Updated: Zen Bound Review

We just completed STP’s very first video review on Zen Bound! It’s on our podcast, and we stuck it on top of our Zen Bound review, too. Check it out.

Just got word from Chillingo that Zen Bound is now available in a free Lite edition, offering two levels in a title we called “a fascinating game, a transcendental work of art.”

If you haven’t picked up the full version yet, we’re pretty sure you will after taking Zen Bound Lite for a test drive.

Find it at the App Store.

iPhone gamers have been talking about Secret Exit’s Zen Bound for almost six months, in tones alternating between hushed reverence and messianic fervor. This kind of anticipation is practically unknown in our community. People wanted this game the same way console gamers ache for the next Halo or Grand Theft Auto–before they really even knew what it was, or how it worked. As it turns out, the hype was entirely justified: Zen Bound met and exceeded every single one of our outsized expectations. It is a fascinating game, a transcendental work of art, and a bold statement in favor of the creative singularity that is the App Store.

We have detailed Zen Bound’s gameplay in a previous hands-on, so we will keep our explanation brief. The object is to wrap wooden statuettes in string as thoroughly and efficiently as possible. There are 51 objects to wrap in total, and they are separated into two groups: the Tree of Reflection and the Tree of Challenge (a third tree will appear in a later update). Each tree is decorated with tags representing the statues, which are either carved in the form of animals or abstract shapes.

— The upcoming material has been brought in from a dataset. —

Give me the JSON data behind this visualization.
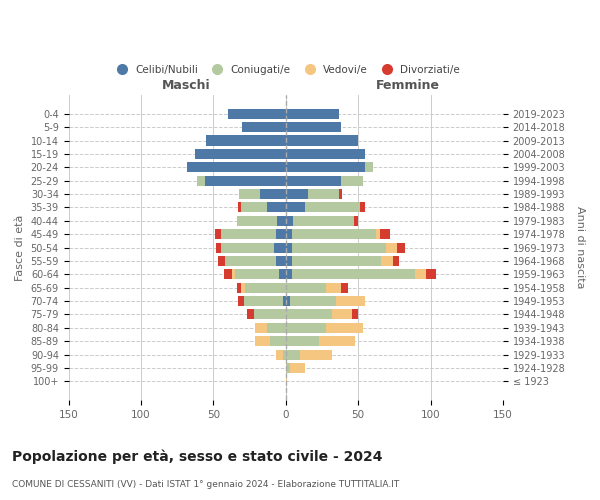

After wrapping an object, you are graded on how much of its surface area you managed to cover. 70% coverage earns you one flower, 85% gets you two, and 99% is good for all three. Your progress up the tree is regulated by how many flowers you cause to bloom. You will often have to revisit previously completed levels and perfect them to move up to the next batch of tags.

Zen Bound has many amazing attributes, but its touch controls stand out on top of everything else. They are flawless. Pinching the screen allows you to rotate an object around any axis you choose, while swiping rolls it up in string. It requires no real thought or effort at all to position the object however you like’”it literally feels like second nature.

Threading the string into tight crevasses and crannies does take some skill, but anyone will be able to do it with a bit of practice. The game feeds you as much string as you need to do the job, and it keeps it nice and taut, so you can easily control its path and see what you’re doing. The string behaves exactly the way you’d expect it to, too. You can wrap it around a corner, and friction will keep it in place while you reorient the object and start turning it in a different direction.